Mamedyarov, darkly handsome and swaggering, is the stud of the Lausanne Young Masters, seldom arms reach away from a cute teenage girl. He doesn’t mention computers or talk about strategy when he’s asked about chess; instead, he talks about art. “I play chess because it is most beautiful thing,” he tells me later, as a raven-haired girl, a friend, leans into his grasp.

The Cold War may be over and the famous Fischer–Spassky match a dim memory, but the East–West rivalry is alive for Nakamura in more ways than one. Not only are players from the former Iron Curtain countries among his most formidable international competition, they are also his rivals in America. “Almost all of the top players in the U.S. are foreign-born,” Nakamura has said, “That makes it very difficult, because if you want to study with them, there’s a possibility that they'll go on and show everything to their friends.”

Nakamura is not just estranged from his fellow chess players, he’s cut off from the world. Just as he began breaking records on the tournament scene, he began breaking away from his White Plains peers as well. Concerned with the quality of his education, Nakamura’s parents pulled him from public elementary school after fifth grade and have been home-schooling him ever since.

While Nakamura tries to keep up with his old friends in tennis games and poker nights, he feels like he’s missing out. “The social life [in public school] is better,” he says, quietly, but it’s a necessary sacrifice for his adolescent career. “There’s no way I could travel to all these tournaments if I was in a regular school.” There are perks to life on the road; he’s seen Libya and London, and he’s dated girls in the chess scene.
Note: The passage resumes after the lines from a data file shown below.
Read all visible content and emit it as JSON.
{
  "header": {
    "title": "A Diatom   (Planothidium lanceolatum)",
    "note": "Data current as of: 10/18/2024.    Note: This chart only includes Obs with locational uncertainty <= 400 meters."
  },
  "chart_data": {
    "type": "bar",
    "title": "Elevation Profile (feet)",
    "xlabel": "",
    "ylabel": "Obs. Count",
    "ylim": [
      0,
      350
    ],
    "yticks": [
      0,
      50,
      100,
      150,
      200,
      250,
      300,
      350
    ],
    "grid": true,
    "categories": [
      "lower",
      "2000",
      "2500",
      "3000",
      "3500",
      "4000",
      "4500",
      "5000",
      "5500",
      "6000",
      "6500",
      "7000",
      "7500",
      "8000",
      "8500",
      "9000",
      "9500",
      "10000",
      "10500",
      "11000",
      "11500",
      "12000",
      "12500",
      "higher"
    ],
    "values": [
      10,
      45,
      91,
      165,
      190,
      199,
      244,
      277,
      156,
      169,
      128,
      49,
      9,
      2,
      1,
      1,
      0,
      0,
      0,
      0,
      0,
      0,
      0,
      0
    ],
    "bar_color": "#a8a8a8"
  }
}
But, like any young celebrity, the years of jet lag and strange hotels have worn thin and left him hardened. “I’ve had to grow up pretty fast,” he says, dejectedly, “which is not a good thing.”
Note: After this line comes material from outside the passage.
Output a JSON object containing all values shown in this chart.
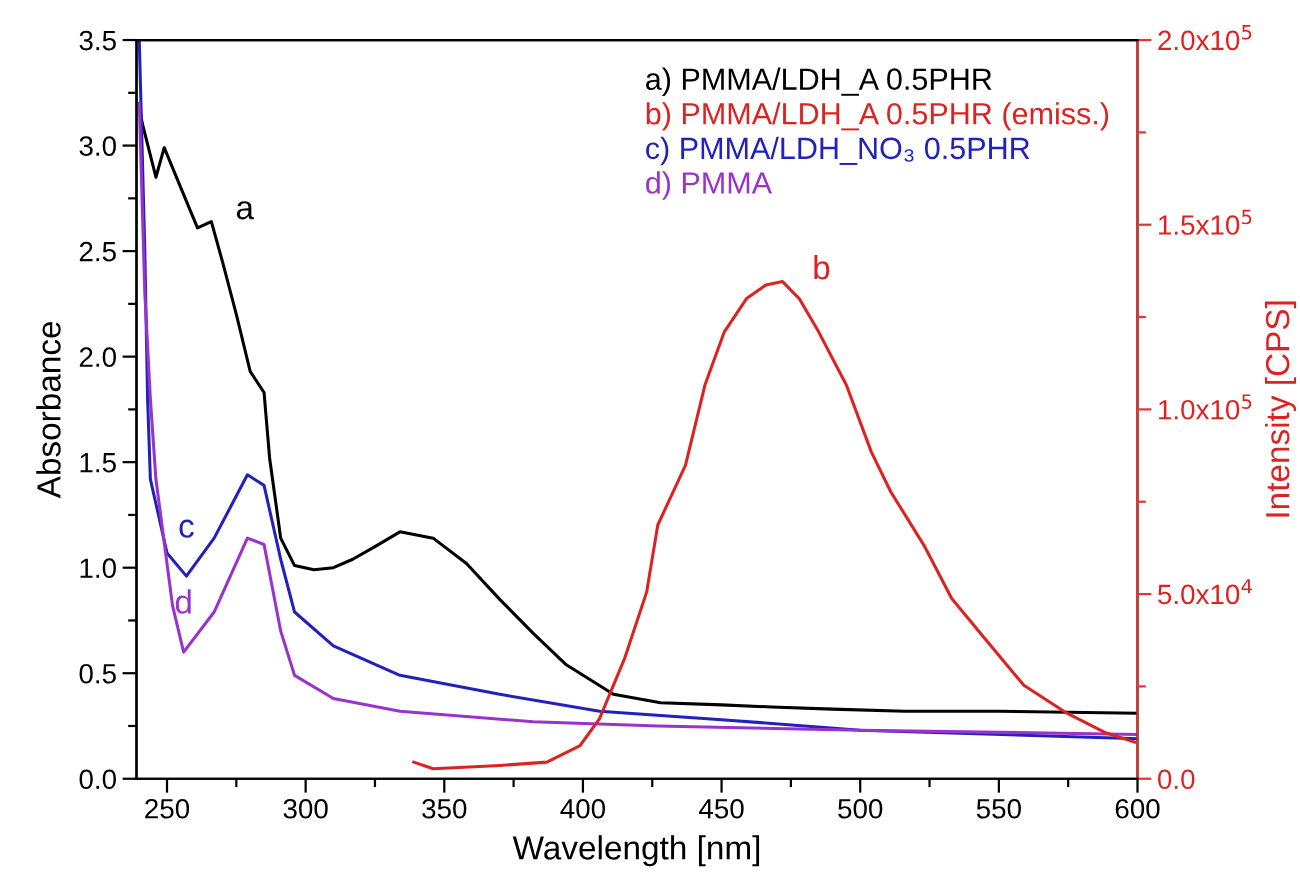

Even winning doesn’t carry the thrill it once did, particularly in light of his grim chances at making a living from his game. When Nakamura beats Mamedyarov, and clinches a seat in the finals, he’s nonchalant. “I won,” he says, with a shrug, “but it’s just a game.”

“He has to take a draw! He has to take a draw!” Weeramantry rants as he paces up and down the steps leading to the tournament hall.
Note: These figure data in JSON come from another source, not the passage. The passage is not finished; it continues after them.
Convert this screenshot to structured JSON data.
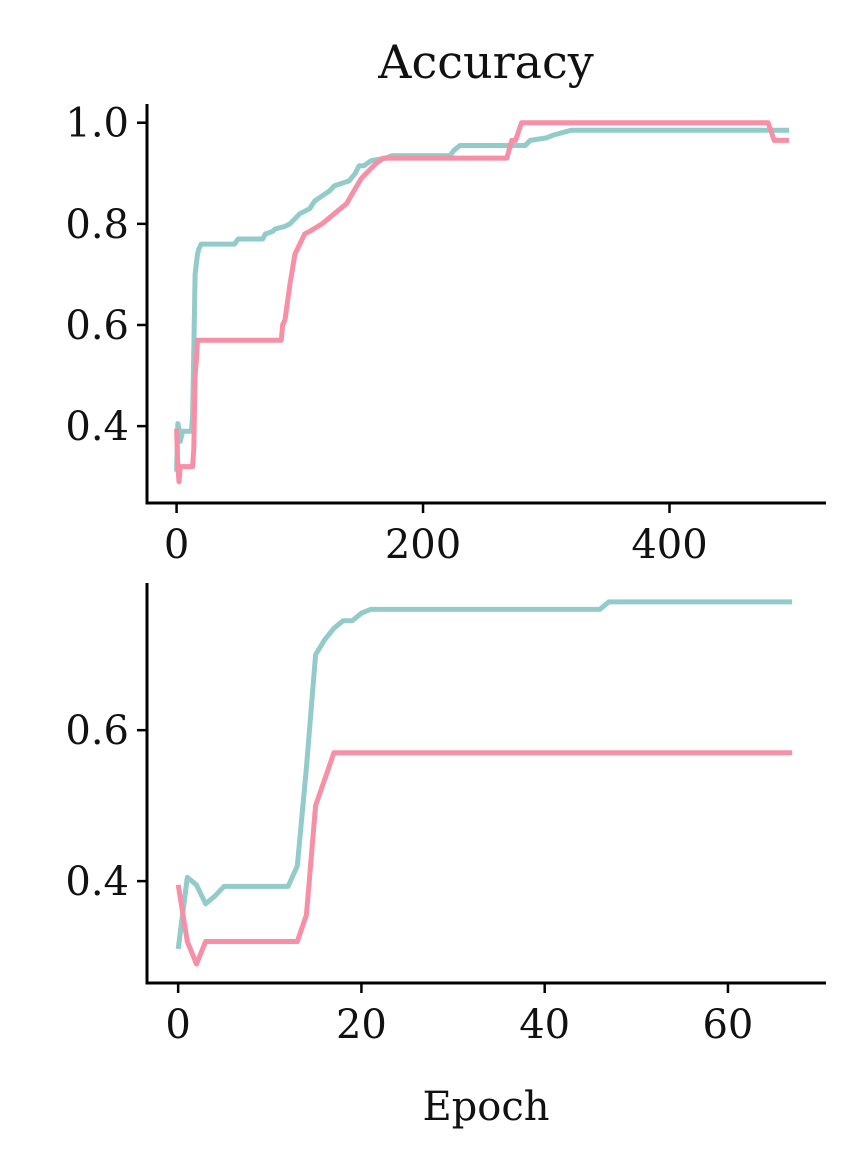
{
  "title": "Accuracy",
  "colors": {
    "series_a": "#92cbc9",
    "series_b": "#f78fa7",
    "axis": "#000000"
  },
  "chart_data": [
    {
      "type": "line",
      "title": "Accuracy",
      "xlabel": "",
      "ylabel": "",
      "xlim": [
        -24,
        527
      ],
      "ylim": [
        0.248,
        1.037
      ],
      "xticks": [
        0,
        200,
        400
      ],
      "xtick_labels": [
        "0",
        "200",
        "400"
      ],
      "yticks": [
        0.4,
        0.6,
        0.8,
        1.0
      ],
      "ytick_labels": [
        "0.4",
        "0.6",
        "0.8",
        "1.0"
      ],
      "grid": false,
      "legend": "none",
      "series": [
        {
          "color": "#92cbc9",
          "x": [
            0,
            1,
            2,
            3,
            5,
            12,
            13,
            14,
            15,
            16,
            17,
            18,
            20,
            22,
            47,
            50,
            70,
            72,
            78,
            80,
            88,
            92,
            96,
            100,
            108,
            112,
            118,
            124,
            128,
            140,
            145,
            148,
            152,
            158,
            170,
            175,
            188,
            222,
            225,
            230,
            283,
            287,
            300,
            305,
            320,
            340,
            490,
            497
          ],
          "y": [
            0.31,
            0.405,
            0.395,
            0.37,
            0.39,
            0.39,
            0.42,
            0.55,
            0.7,
            0.72,
            0.74,
            0.75,
            0.76,
            0.76,
            0.76,
            0.77,
            0.77,
            0.78,
            0.785,
            0.79,
            0.795,
            0.8,
            0.81,
            0.82,
            0.83,
            0.845,
            0.855,
            0.865,
            0.875,
            0.885,
            0.9,
            0.915,
            0.915,
            0.925,
            0.93,
            0.935,
            0.935,
            0.935,
            0.945,
            0.955,
            0.955,
            0.965,
            0.97,
            0.975,
            0.985,
            0.985,
            0.985,
            0.985
          ]
        },
        {
          "color": "#f78fa7",
          "x": [
            0,
            1,
            2,
            3,
            12,
            13,
            14,
            15,
            16,
            17,
            85,
            86,
            88,
            92,
            96,
            100,
            104,
            108,
            118,
            128,
            138,
            145,
            150,
            162,
            168,
            200,
            230,
            268,
            272,
            275,
            280,
            400,
            480,
            485,
            497
          ],
          "y": [
            0.395,
            0.32,
            0.29,
            0.32,
            0.32,
            0.32,
            0.355,
            0.5,
            0.53,
            0.57,
            0.57,
            0.6,
            0.61,
            0.68,
            0.74,
            0.76,
            0.78,
            0.785,
            0.8,
            0.82,
            0.84,
            0.87,
            0.89,
            0.92,
            0.93,
            0.93,
            0.93,
            0.93,
            0.965,
            0.965,
            1.0,
            1.0,
            1.0,
            0.965,
            0.965
          ]
        }
      ]
    },
    {
      "type": "line",
      "title": "",
      "xlabel": "Epoch",
      "ylabel": "",
      "xlim": [
        -3.4,
        70.7
      ],
      "ylim": [
        0.265,
        0.795
      ],
      "xticks": [
        0,
        20,
        40,
        60
      ],
      "xtick_labels": [
        "0",
        "20",
        "40",
        "60"
      ],
      "yticks": [
        0.4,
        0.6
      ],
      "ytick_labels": [
        "0.4",
        "0.6"
      ],
      "grid": false,
      "legend": "none",
      "series": [
        {
          "color": "#92cbc9",
          "x": [
            0,
            1,
            2,
            3,
            4,
            5,
            12,
            13,
            14,
            15,
            16,
            17,
            18,
            19,
            20,
            21,
            22,
            46,
            47,
            67
          ],
          "y": [
            0.31,
            0.405,
            0.395,
            0.37,
            0.38,
            0.393,
            0.393,
            0.42,
            0.55,
            0.7,
            0.72,
            0.735,
            0.745,
            0.745,
            0.755,
            0.76,
            0.76,
            0.76,
            0.77,
            0.77
          ]
        },
        {
          "color": "#f78fa7",
          "x": [
            0,
            1,
            2,
            3,
            4,
            12,
            13,
            14,
            15,
            16,
            17,
            67
          ],
          "y": [
            0.395,
            0.32,
            0.29,
            0.32,
            0.32,
            0.32,
            0.32,
            0.355,
            0.5,
            0.535,
            0.57,
            0.57
          ]
        }
      ]
    }
  ]
}
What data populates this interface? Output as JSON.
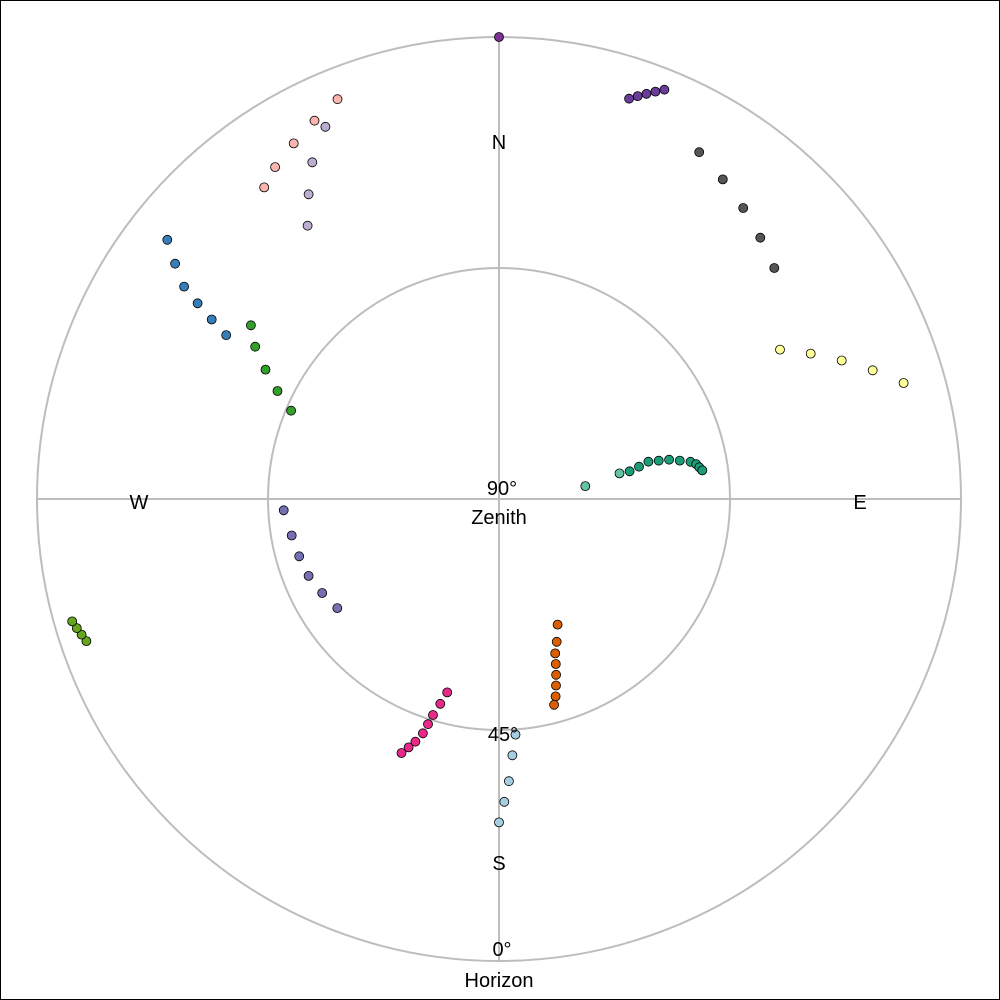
{
  "chart_data": {
    "type": "scatter",
    "coordinate_system": "polar-sky",
    "grid": true,
    "legend": "none",
    "directions": {
      "north": "N",
      "south": "S",
      "east": "E",
      "west": "W"
    },
    "ring_labels": {
      "zenith_degrees": "90°",
      "zenith_name": "Zenith",
      "mid_degrees": "45°",
      "horizon_degrees": "0°",
      "horizon_name": "Horizon"
    },
    "elevation_range": [
      0,
      90
    ],
    "azimuth_range": [
      0,
      360
    ],
    "series": [
      {
        "color": "#66c2a5",
        "az": [
          81.5,
          78
        ],
        "el": [
          73,
          66
        ]
      },
      {
        "color": "#1b9e77",
        "az": [
          78,
          77,
          76,
          76.5,
          77,
          78,
          79,
          80,
          81,
          82
        ],
        "el": [
          64,
          62,
          60,
          58,
          56,
          54,
          52,
          51,
          50.5,
          50
        ]
      },
      {
        "color": "#d95f02",
        "az": [
          155,
          158,
          160,
          161,
          162,
          163,
          164,
          165
        ],
        "el": [
          63,
          60,
          58,
          56,
          54,
          52,
          50,
          48.5
        ]
      },
      {
        "color": "#e7298a",
        "az": [
          195,
          196,
          197,
          197.5,
          198,
          199,
          200,
          201
        ],
        "el": [
          51,
          48.5,
          46,
          44,
          42,
          40,
          38.5,
          37
        ]
      },
      {
        "color": "#a6cee3",
        "az": [
          176,
          177,
          178,
          179,
          180
        ],
        "el": [
          44,
          40,
          35,
          31,
          27
        ]
      },
      {
        "color": "#7570b3",
        "az": [
          236,
          242,
          248,
          254,
          260,
          267
        ],
        "el": [
          52,
          51,
          50,
          49.5,
          49,
          48
        ]
      },
      {
        "color": "#33a02c",
        "az": [
          293,
          296,
          299,
          302,
          305
        ],
        "el": [
          46,
          42,
          38,
          34,
          31
        ]
      },
      {
        "color": "#66a61e",
        "az": [
          251,
          252,
          253,
          254
        ],
        "el": [
          5,
          4.5,
          4,
          3.5
        ]
      },
      {
        "color": "#377eb8",
        "az": [
          301,
          302,
          303,
          304,
          306,
          308
        ],
        "el": [
          28,
          24,
          20,
          16,
          12,
          8
        ]
      },
      {
        "color": "#fbb4ae",
        "az": [
          323,
          326,
          330,
          334,
          338
        ],
        "el": [
          14,
          12,
          10,
          8,
          6
        ]
      },
      {
        "color": "#bcaed1",
        "az": [
          325,
          328,
          331,
          335
        ],
        "el": [
          25,
          20,
          15,
          10
        ]
      },
      {
        "color": "#6a3d9a",
        "az": [
          18,
          19,
          20,
          21,
          22
        ],
        "el": [
          8,
          7,
          6,
          5,
          4
        ]
      },
      {
        "color": "#7b3294",
        "az": [
          0
        ],
        "el": [
          0
        ]
      },
      {
        "color": "#555555",
        "az": [
          30,
          35,
          40,
          45,
          50
        ],
        "el": [
          12,
          14,
          16,
          18,
          20
        ]
      },
      {
        "color": "#ffff99",
        "az": [
          62,
          65,
          68,
          71,
          74
        ],
        "el": [
          28,
          23,
          18,
          13,
          8
        ]
      }
    ]
  }
}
After five long days of competition, his son is finally in the finals, face-to-face with Andrei Volokitin, the Ukrainian grandmaster. The first player to win two games takes the tournament, the prize money, and the unofficial title of best young player in the world. With the first match in a dead heat, Weeramantry hopes that Volokitin takes a draw, allowing his son a little breathing room in the next game.

This doesn’t happen, but not because of Volokitin. Nakamura, even as the game turning against him, refuses to concede. And, as the boy becomes a man, he’s learned to keep his emotions get the better of him. “It’s easy to become angry,” he later explains, “ but when you get better, you channel your energy into the game.”

This game, however, was not meant to be. Hours into the match, he’s down to just his king, long after most players would have given up. But Nakamura keeps playing, moving the king from square to square as the packed crowd chuckles and the commentators bristle. It’s disrespectful to Volokitin and to the game, they say, to draw out the inevitable. Nakamura loses to his rival in the end, coming in a respectable second as the Lausanne tournament concludes. And, as he wont, he has not gone quietly.

Later, over a plate of beef tips and couscous, he says he may pull a Bobby Fischer and leave chess for good. “When it’s this hard to make a living,” he says, “you’re not going to keep the talent in the game. Eventually, they have to go into other things.” So he’s filling out college applications and trading stocks on the internet, just in case life draws him into a stalemate. “I don’t know what’s going to happen with me,” he says, digging at his food, “it’s too early to tell.”

For the first time, he has no clue what his next move will be. And that’s just the way he wants it. He’s 17 and he’s ready to play.